Mr White said that earlier this week he saw Mr Dooley outside the tribunal offices "in good form minutes after he was upset in the witness box".

"I think an awful lot of it is an act, to be honest with you."

Mr White told Mr Humphries that he thought Mr Dooley "walked out of the job very handily, with a nice package I would think. That's my view of John Dooley," he said.

"He's an opportunistic fellow, he has played the system."

Mr Humphries said there was "a medical context" to Mr Dooley's evidence, and that "it was medically in his interest to make a clean breast of things," while there were "question marks over Mr White's credibility".

"I have never assaulted a woman in my life," Mr White told the tribunal. "There have been altercations with male prisoners when I have been in the room with them, not with a woman - it's as simple as that."

Mr White said he did tell Ms McConnell to put out a cigarette, and "that would be normal procedure", and he said he "skidded her chair" across the room after telling her to stand up.

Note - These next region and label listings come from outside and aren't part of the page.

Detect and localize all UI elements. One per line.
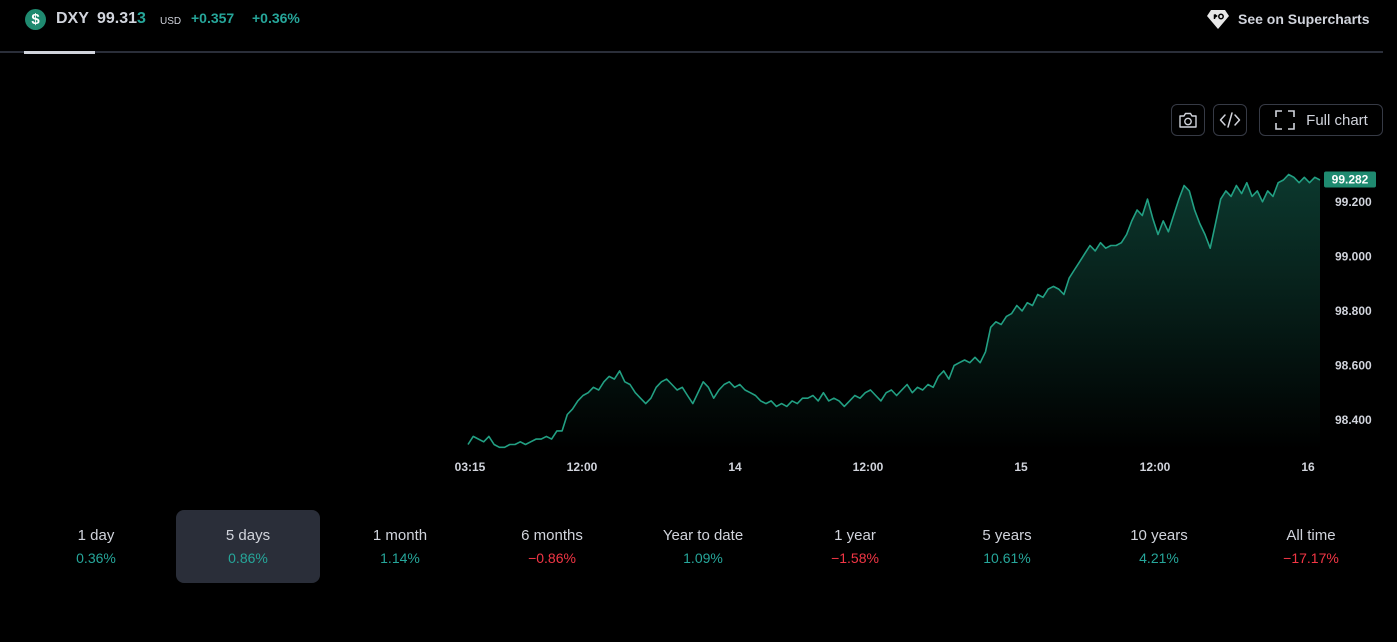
price-change: +0.357 (191, 10, 235, 26)
last-price-tag (1324, 171, 1376, 188)
period-label: 6 months (521, 527, 583, 544)
x-tick-label: 14 (728, 460, 742, 474)
symbol-header: $ DXY 99.313 USD +0.357 +0.36% See on Su… (0, 0, 1397, 52)
x-tick-label: 15 (1014, 460, 1028, 474)
full-chart-label: Full chart (1306, 111, 1368, 129)
price-chart[interactable]: 03:15 12:00 14 12:00 15 12:00 16 99.20099.0009… (0, 150, 1397, 480)
active-tab-indicator (24, 51, 95, 54)
period-change: −0.86% (528, 550, 576, 566)
y-tick-label: 99.000 (1335, 249, 1372, 263)
period-change: 1.09% (683, 550, 723, 566)
x-axis: 03:15 12:00 14 12:00 15 12:00 16 (455, 460, 1315, 474)
x-tick-label: 03:15 (455, 460, 486, 474)
y-tick-label: 98.600 (1335, 358, 1372, 372)
period-option[interactable]: 1 month 1.14% (328, 510, 472, 583)
period-label: 1 month (372, 527, 428, 544)
last-price: 99.313 (97, 10, 146, 28)
chart-series-line (467, 173, 1321, 449)
period-change: 10.61% (983, 550, 1031, 566)
period-change: 0.86% (228, 550, 268, 566)
period-option[interactable]: Year to date 1.09% (631, 510, 775, 583)
price-main: 99.31 (97, 10, 138, 27)
period-label: 5 years (982, 527, 1032, 544)
x-tick-label: 16 (1301, 460, 1315, 474)
period-change: 4.21% (1139, 550, 1179, 566)
period-label: All time (1286, 527, 1336, 544)
chart-area-fill (468, 174, 1320, 450)
y-axis: 99.200 99.000 98.800 98.600 98.400 (1335, 195, 1372, 427)
period-label: 1 year (834, 527, 876, 544)
supercharts-link[interactable]: See on Supercharts (1206, 8, 1370, 30)
price-last-digit: 3 (137, 10, 146, 27)
period-label: 1 day (77, 527, 115, 544)
y-tick-label: 99.200 (1335, 195, 1372, 209)
symbol-name[interactable]: DXY (56, 10, 89, 27)
price-change-percent: +0.36% (252, 10, 300, 26)
period-label: 5 days (225, 527, 271, 544)
y-tick-label: 98.800 (1335, 304, 1372, 318)
last-price-label: 99.282 (1324, 171, 1376, 188)
period-selector: 1 day 0.36% 5 days 0.86% 1 month 1.14% 6 month… (24, 510, 1379, 583)
period-option[interactable]: 10 years 4.21% (1087, 510, 1231, 583)
y-tick-label: 98.400 (1335, 413, 1372, 427)
period-option[interactable]: 1 day 0.36% (24, 510, 168, 583)
period-change: 0.36% (76, 550, 116, 566)
period-change: 1.14% (380, 550, 420, 566)
period-option[interactable]: 1 year −1.58% (783, 510, 927, 583)
embed-button[interactable] (1213, 104, 1247, 136)
x-tick-label: 12:00 (1140, 460, 1171, 474)
period-option[interactable]: 6 months −0.86% (480, 510, 624, 583)
last-price-value: 99.282 (1332, 172, 1369, 186)
camera-icon (1179, 112, 1197, 128)
currency-label: USD (160, 16, 182, 27)
x-tick-label: 12:00 (567, 460, 598, 474)
code-icon (1219, 112, 1241, 128)
period-change: −17.17% (1283, 550, 1339, 566)
period-label: Year to date (662, 527, 744, 544)
full-chart-button[interactable]: Full chart (1259, 104, 1383, 136)
period-option[interactable]: 5 years 10.61% (935, 510, 1079, 583)
period-change: −1.58% (831, 550, 879, 566)
period-label: 10 years (1130, 527, 1188, 544)
supercharts-label: See on Supercharts (1238, 11, 1370, 27)
diamond-icon (1207, 10, 1229, 29)
snapshot-button[interactable] (1171, 104, 1205, 136)
period-option[interactable]: 5 days 0.86% (176, 510, 320, 583)
dollar-icon: $ (25, 9, 46, 30)
x-tick-label: 12:00 (853, 460, 884, 474)
expand-icon (1275, 110, 1295, 130)
tab-divider (0, 51, 1383, 53)
period-option[interactable]: All time −17.17% (1239, 510, 1383, 583)
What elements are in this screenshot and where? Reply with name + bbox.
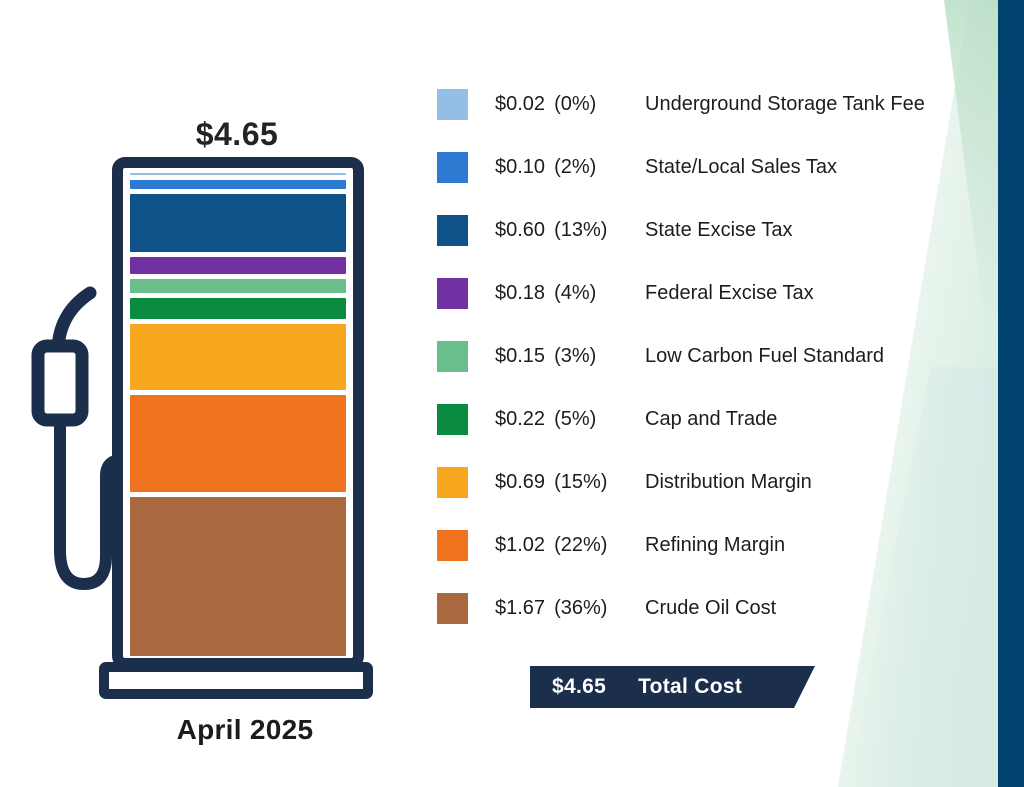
legend-row-state-local-sales-tax: $0.10 (2%) State/Local Sales Tax [437,152,925,183]
legend-percent: (36%) [554,597,608,619]
legend-percent: (13%) [554,219,608,241]
pump-base [99,662,373,699]
legend-amount: $0.15 [495,345,546,367]
legend-label: Refining Margin [645,534,786,556]
legend-amount: $0.18 [495,282,546,304]
legend-label: State Excise Tax [645,219,793,241]
pump-segments [112,157,364,669]
legend-swatch-icon [437,530,468,561]
legend-amount-group: $0.22 (5%) [495,408,645,431]
legend-amount-group: $0.02 (0%) [495,93,645,116]
background-accent-edge-bar [998,0,1024,787]
legend-amount-group: $1.67 (36%) [495,597,645,620]
total-cost-label: Total Cost [638,675,743,698]
pump-segment-refining-margin [130,394,346,492]
legend-percent: (15%) [554,471,608,493]
total-cost-amount: $4.65 [552,675,607,698]
pump-segment-crude-oil-cost [130,496,346,656]
legend-amount-group: $0.69 (15%) [495,471,645,494]
legend-amount: $1.02 [495,534,546,556]
legend-row-refining-margin: $1.02 (22%) Refining Margin [437,530,925,561]
legend-swatch-icon [437,89,468,120]
legend-row-federal-excise-tax: $0.18 (4%) Federal Excise Tax [437,278,925,309]
legend-label: Crude Oil Cost [645,597,777,619]
pump-segment-distribution-margin [130,323,346,390]
period-label: April 2025 [176,714,314,745]
legend-swatch-icon [437,215,468,246]
legend-amount-group: $0.15 (3%) [495,345,645,368]
pump-segment-cap-and-trade [130,298,346,319]
legend-amount-group: $0.10 (2%) [495,156,645,179]
legend-row-cap-and-trade: $0.22 (5%) Cap and Trade [437,404,925,435]
legend-swatch-icon [437,278,468,309]
legend-swatch-icon [437,467,468,498]
legend-amount: $0.10 [495,156,546,178]
legend-swatch-icon [437,341,468,372]
legend-amount: $1.67 [495,597,546,619]
legend-amount: $0.22 [495,408,546,430]
legend-swatch-icon [437,593,468,624]
legend-percent: (3%) [554,345,597,367]
legend-swatch-icon [437,152,468,183]
pump-segment-underground-storage-tank-fee [130,173,346,175]
legend-row-crude-oil-cost: $1.67 (36%) Crude Oil Cost [437,593,925,624]
pump-nozzle-handle-icon [31,339,89,427]
legend-row-distribution-margin: $0.69 (15%) Distribution Margin [437,467,925,498]
pump-segment-state-local-sales-tax [130,179,346,190]
legend-label: Distribution Margin [645,471,812,493]
legend-amount: $0.02 [495,93,546,115]
pump-segment-state-excise-tax [130,194,346,252]
legend-amount-group: $0.60 (13%) [495,219,645,242]
legend-percent: (22%) [554,534,608,556]
legend: $0.02 (0%) Underground Storage Tank Fee $0.… [437,89,925,624]
legend-label: Federal Excise Tax [645,282,814,304]
pump-total-price: $4.65 [195,116,279,152]
legend-row-low-carbon-fuel-standard: $0.15 (3%) Low Carbon Fuel Standard [437,341,925,372]
total-cost-banner: $4.65 Total Cost [530,666,815,708]
legend-amount-group: $1.02 (22%) [495,534,645,557]
legend-swatch-icon [437,404,468,435]
legend-label: Cap and Trade [645,408,778,430]
legend-percent: (0%) [554,93,597,115]
legend-row-underground-storage-tank-fee: $0.02 (0%) Underground Storage Tank Fee [437,89,925,120]
legend-amount: $0.69 [495,471,546,493]
pump-segment-federal-excise-tax [130,256,346,274]
pump-nozzle-spout-icon [51,286,97,359]
legend-label: Underground Storage Tank Fee [645,93,925,115]
pump-segment-low-carbon-fuel-standard [130,278,346,294]
legend-label: Low Carbon Fuel Standard [645,345,885,367]
legend-percent: (5%) [554,408,597,430]
legend-percent: (4%) [554,282,597,304]
legend-row-state-excise-tax: $0.60 (13%) State Excise Tax [437,215,925,246]
legend-amount-group: $0.18 (4%) [495,282,645,305]
legend-percent: (2%) [554,156,597,178]
legend-label: State/Local Sales Tax [645,156,837,178]
legend-amount: $0.60 [495,219,546,241]
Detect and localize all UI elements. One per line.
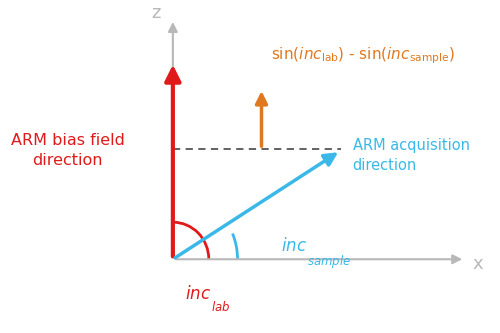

"It was an attempt to bring Mrs McConnell to her senses, to show her this was a very serious matter," Mr White said. He also said Ms McConnell was shown postmortem photographs, but said they were not pushed into her face as she had said.

He said Det Garda Dooley was present during these incidents, but Garda Georgina Lohan was not. The tribunal has found that Mr Barron died in a hit-and-run and all those arrested in 1996, including Ms McConnell, were innocent.